O som de o que aparentava ser um tractor enferrujado distraiu os presentes. Franzindo o sobrolho, todos se voltaram para a direcção de onde vinha o ruído. Aproximando-se, quando muito a quarenta quilómetros por hora, vinham os restos moribundos do Mercedes de Guida. Gemendo como um animal ferido, o carro, num derradeiro esforço, parou diante de todos os espectadores. Empurrando a porta que acabou por cair, Guida saiu, de cabeça erguida, seguida por Rodrigo, ao colo de Susana. Rodrigo não sabia se havia de chorar pelo seu jipe que iria para a sucata, se pela sua masculinidade magoada. Não deixando que pormaiores desses lhe estragassem o dia, sorriu.

Ao ver a loura, Daniela correu para junto desta, abraçando-a. Com os noivos presentes, puderam dar início à cerimónia. Primeiro as senhoras, como Marta fez questão de lembrar a Tiago. Picando Rodrigo, a outra, servindo-se da dica de Marta, encorajou o amigo a ir primeiro, afinal este era mais feminino que a maioria da população feminina. Rodrigo limitou-se a virar a cara, indignado. Suspirando por ter que assistir a tais picardias, Guida limitou-se a seguir com o protocolo, pegando na mão de Marta.
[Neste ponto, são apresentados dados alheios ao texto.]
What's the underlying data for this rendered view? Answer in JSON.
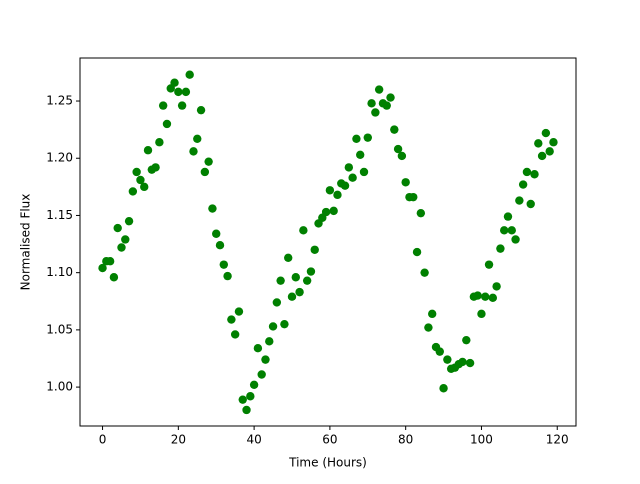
{
  "chart_data": {
    "type": "scatter",
    "xlabel": "Time (Hours)",
    "ylabel": "Normalised Flux",
    "color": "#008000",
    "x": [
      0,
      1,
      2,
      3,
      4,
      5,
      6,
      7,
      8,
      9,
      10,
      11,
      12,
      13,
      14,
      15,
      16,
      17,
      18,
      19,
      20,
      21,
      22,
      23,
      24,
      25,
      26,
      27,
      28,
      29,
      30,
      31,
      32,
      33,
      34,
      35,
      36,
      37,
      38,
      39,
      40,
      41,
      42,
      43,
      44,
      45,
      46,
      47,
      48,
      49,
      50,
      51,
      52,
      53,
      54,
      55,
      56,
      57,
      58,
      59,
      60,
      61,
      62,
      63,
      64,
      65,
      66,
      67,
      68,
      69,
      70,
      71,
      72,
      73,
      74,
      75,
      76,
      77,
      78,
      79,
      80,
      81,
      82,
      83,
      84,
      85,
      86,
      87,
      88,
      89,
      90,
      91,
      92,
      93,
      94,
      95,
      96,
      97,
      98,
      99,
      100,
      101,
      102,
      103,
      104,
      105,
      106,
      107,
      108,
      109,
      110,
      111,
      112,
      113,
      114,
      115,
      116,
      117,
      118,
      119
    ],
    "y": [
      1.104,
      1.11,
      1.11,
      1.096,
      1.139,
      1.122,
      1.129,
      1.145,
      1.171,
      1.188,
      1.181,
      1.175,
      1.207,
      1.19,
      1.192,
      1.214,
      1.246,
      1.23,
      1.261,
      1.266,
      1.258,
      1.246,
      1.258,
      1.273,
      1.206,
      1.217,
      1.242,
      1.188,
      1.197,
      1.156,
      1.134,
      1.124,
      1.107,
      1.097,
      1.059,
      1.046,
      1.066,
      0.989,
      0.98,
      0.992,
      1.002,
      1.034,
      1.011,
      1.024,
      1.04,
      1.053,
      1.074,
      1.093,
      1.055,
      1.113,
      1.079,
      1.096,
      1.083,
      1.137,
      1.093,
      1.101,
      1.12,
      1.143,
      1.148,
      1.153,
      1.172,
      1.154,
      1.168,
      1.178,
      1.176,
      1.192,
      1.183,
      1.217,
      1.203,
      1.188,
      1.218,
      1.248,
      1.24,
      1.26,
      1.248,
      1.246,
      1.253,
      1.225,
      1.208,
      1.202,
      1.179,
      1.166,
      1.166,
      1.118,
      1.152,
      1.1,
      1.052,
      1.064,
      1.035,
      1.031,
      0.999,
      1.024,
      1.016,
      1.017,
      1.02,
      1.022,
      1.041,
      1.021,
      1.079,
      1.08,
      1.064,
      1.079,
      1.107,
      1.078,
      1.088,
      1.121,
      1.137,
      1.149,
      1.137,
      1.129,
      1.163,
      1.177,
      1.188,
      1.16,
      1.186,
      1.213,
      1.202,
      1.222,
      1.206,
      1.214
    ],
    "xlim": [
      -5.95,
      124.95
    ],
    "ylim": [
      0.966,
      1.2876
    ],
    "xticks": [
      0,
      20,
      40,
      60,
      80,
      100,
      120
    ],
    "yticks": [
      {
        "value": 1.0,
        "label": "1.00"
      },
      1.05,
      {
        "value": 1.1,
        "label": "1.10"
      },
      1.15,
      {
        "value": 1.2,
        "label": "1.20"
      },
      1.25
    ]
  }
}
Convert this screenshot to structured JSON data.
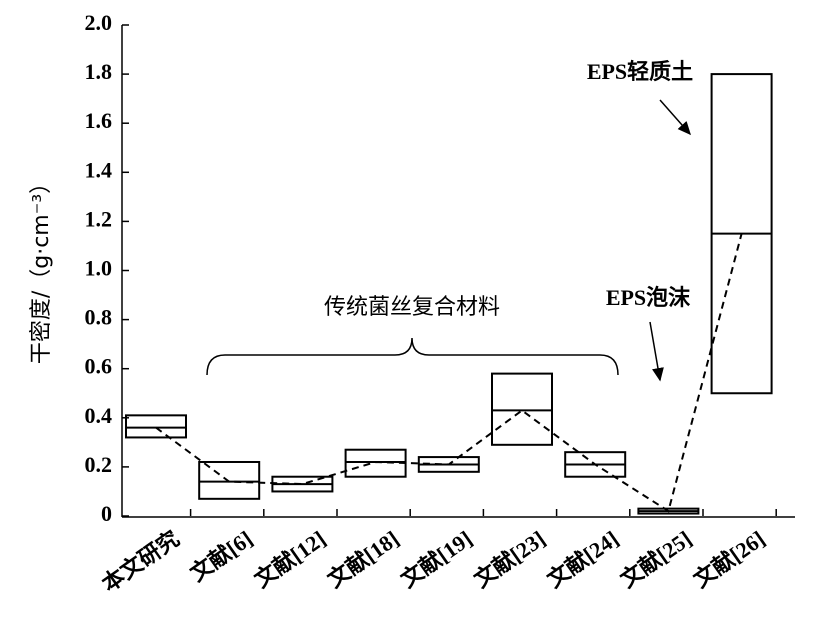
{
  "chart_data": {
    "type": "box",
    "y_label": "干密度/（g·cm⁻³）",
    "categories": [
      "本文研究",
      "文献[6]",
      "文献[12]",
      "文献[18]",
      "文献[19]",
      "文献[23]",
      "文献[24]",
      "文献[25]",
      "文献[26]"
    ],
    "low": [
      0.32,
      0.07,
      0.1,
      0.16,
      0.18,
      0.29,
      0.16,
      0.01,
      0.5
    ],
    "high": [
      0.41,
      0.22,
      0.16,
      0.27,
      0.24,
      0.58,
      0.26,
      0.03,
      1.8
    ],
    "median": [
      0.36,
      0.14,
      0.13,
      0.22,
      0.21,
      0.43,
      0.21,
      0.02,
      1.15
    ],
    "ylim": [
      0,
      2.0
    ],
    "yticks": [
      0,
      0.2,
      0.4,
      0.6,
      0.8,
      {
        "value": 1.0,
        "label": "1.0"
      },
      1.2,
      1.4,
      1.6,
      1.8,
      {
        "value": 2.0,
        "label": "2.0"
      }
    ],
    "annotations": {
      "traditional": "传统菌丝复合材料",
      "eps_foam": "EPS泡沫",
      "eps_soil": "EPS轻质土"
    },
    "color": "#000000"
  }
}
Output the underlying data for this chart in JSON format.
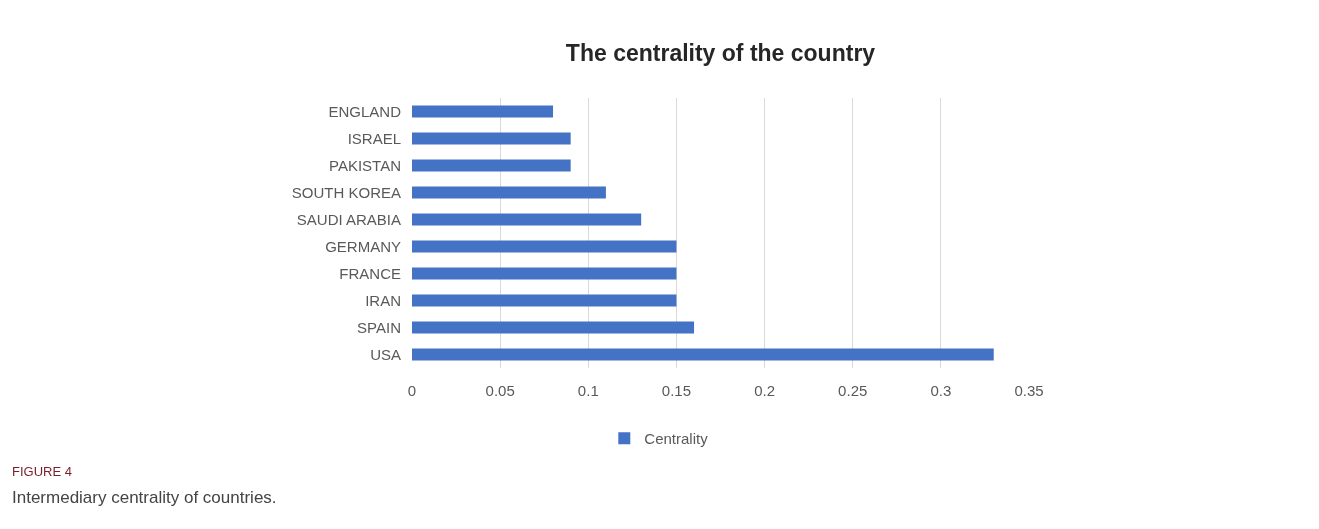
{
  "chart_data": {
    "type": "bar",
    "orientation": "horizontal",
    "title": "The centrality of the country",
    "categories": [
      "ENGLAND",
      "ISRAEL",
      "PAKISTAN",
      "SOUTH KOREA",
      "SAUDI ARABIA",
      "GERMANY",
      "FRANCE",
      "IRAN",
      "SPAIN",
      "USA"
    ],
    "series": [
      {
        "name": "Centrality",
        "color": "#4472c4",
        "values": [
          0.08,
          0.09,
          0.09,
          0.11,
          0.13,
          0.15,
          0.15,
          0.15,
          0.16,
          0.33
        ]
      }
    ],
    "xlim": [
      0,
      0.35
    ],
    "xticks": [
      0,
      0.05,
      0.1,
      0.15,
      0.2,
      0.25,
      0.3,
      0.35
    ],
    "grid": "x",
    "legend": "bottom",
    "annotations": [
      "FIGURE 4",
      "Intermediary centrality of countries."
    ]
  }
}
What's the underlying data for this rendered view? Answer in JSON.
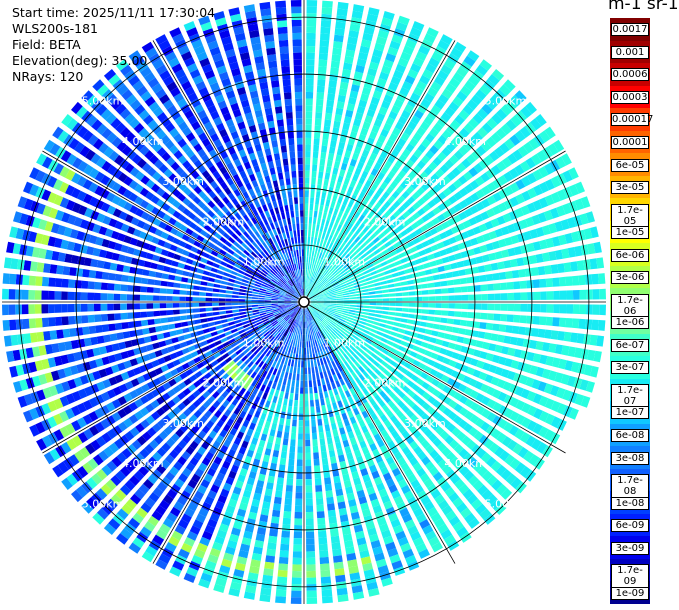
{
  "info": {
    "start_time": "Start time: 2025/11/11 17:30:04",
    "instrument": "WLS200s-181",
    "field": "Field: BETA",
    "elevation": "Elevation(deg): 35.00",
    "nrays": "NRays: 120"
  },
  "colorbar": {
    "title": "m-1 sr-1",
    "labels": [
      "0.0017",
      "0.001",
      "0.0006",
      "0.0003",
      "0.00017",
      "0.0001",
      "6e-05",
      "3e-05",
      "1.7e-05",
      "1e-05",
      "6e-06",
      "3e-06",
      "1.7e-06",
      "1e-06",
      "6e-07",
      "3e-07",
      "1.7e-07",
      "1e-07",
      "6e-08",
      "3e-08",
      "1.7e-08",
      "1e-08",
      "6e-09",
      "3e-09",
      "1.7e-09",
      "1e-09"
    ],
    "colors": [
      "#800000",
      "#a00000",
      "#c80000",
      "#ff0000",
      "#ff3c00",
      "#ff6400",
      "#ff8c00",
      "#ffb400",
      "#ffd700",
      "#ffff00",
      "#d8ff20",
      "#b0ff48",
      "#90ff70",
      "#70ffa0",
      "#40ffc8",
      "#28ffe0",
      "#18ecf4",
      "#10c8ff",
      "#10a0ff",
      "#1080ff",
      "#1060ff",
      "#0040ff",
      "#0020ff",
      "#0000ee",
      "#0000c0",
      "#000090"
    ]
  },
  "chart_data": {
    "type": "heatmap",
    "projection": "polar PPI",
    "nrays": 120,
    "elevation_deg": 35.0,
    "range_rings_km": [
      1,
      2,
      3,
      4,
      5
    ],
    "range_ring_labels": [
      "1.00km",
      "2.00km",
      "3.00km",
      "4.00km",
      "5.00km"
    ],
    "max_range_km": 5.3,
    "sectors": [
      {
        "azimuth_from_deg": 0,
        "azimuth_to_deg": 150,
        "dominant_value": "1.7e-07",
        "character": "uniform cyan"
      },
      {
        "azimuth_from_deg": 150,
        "azimuth_to_deg": 200,
        "dominant_value": "1e-07",
        "character": "cyan with enhanced band near 4.5 km"
      },
      {
        "azimuth_from_deg": 200,
        "azimuth_to_deg": 360,
        "dominant_value": "1e-08",
        "character": "noisy blue with arc near 4.8 km"
      }
    ],
    "features": [
      {
        "type": "arc",
        "range_km": 4.7,
        "azimuth_from_deg": 165,
        "azimuth_to_deg": 300,
        "peak_value": "1.7e-06"
      },
      {
        "type": "arc",
        "range_km": 1.75,
        "azimuth_from_deg": 213,
        "azimuth_to_deg": 230,
        "peak_value": "3e-06"
      }
    ]
  }
}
Depois de ditos os sins, muito para gozo de Daniela, que fingiu fungar para um lenço, o que resultou num olhar de morte de Marta, o par trocou um beijo, selando o acordo.

Ajeitando a gravata, Rodrigo deu a mão a Tiago, repetindo o que tinha sido feito anteriormente, Se Tiago limpava o suor que lhe escorria pela testa de tão ansioso que se sentia, Rodrigo emitia risinhos agudos que poderiam ter vindo de uma rapariga de doze anos. No final, após os sins terem sido proferidos, Rodrigo pegou em Tiago pela cintura, não se fazendo rogado a trocar saliva, de modo explícito, por dois minutos inteiros. Junto a Daniela, Susana perguntou-se se deveria ficar enojada ou enternecida, se calhar ambas as hipóteses. Quando se separaram, ainda com saliva entre os dois, Rodrigo voltou a ajeitar a gravata, recuperando a compostura, com um sorriso enorme.

Depois de estarem concluídas todas as formalidades, a rapariga, saindo do pé da loura por um pouco, com um sorriso travesso, encontrou forma de se dirigir a Marta, ainda na presença de Guida. Mantendo a sua melhor poker face, perguntou, como quem não quer a coisa, “Então já mostraste à Guida a tua mais recente amostra de arte corporal?”

“Do que é que estás a falar?”, perguntou Marta, de olhos arregalados. Sabia que tinha bebido um pouco mas nada a ponto de fazer com que não se lembrasse da noite anterior.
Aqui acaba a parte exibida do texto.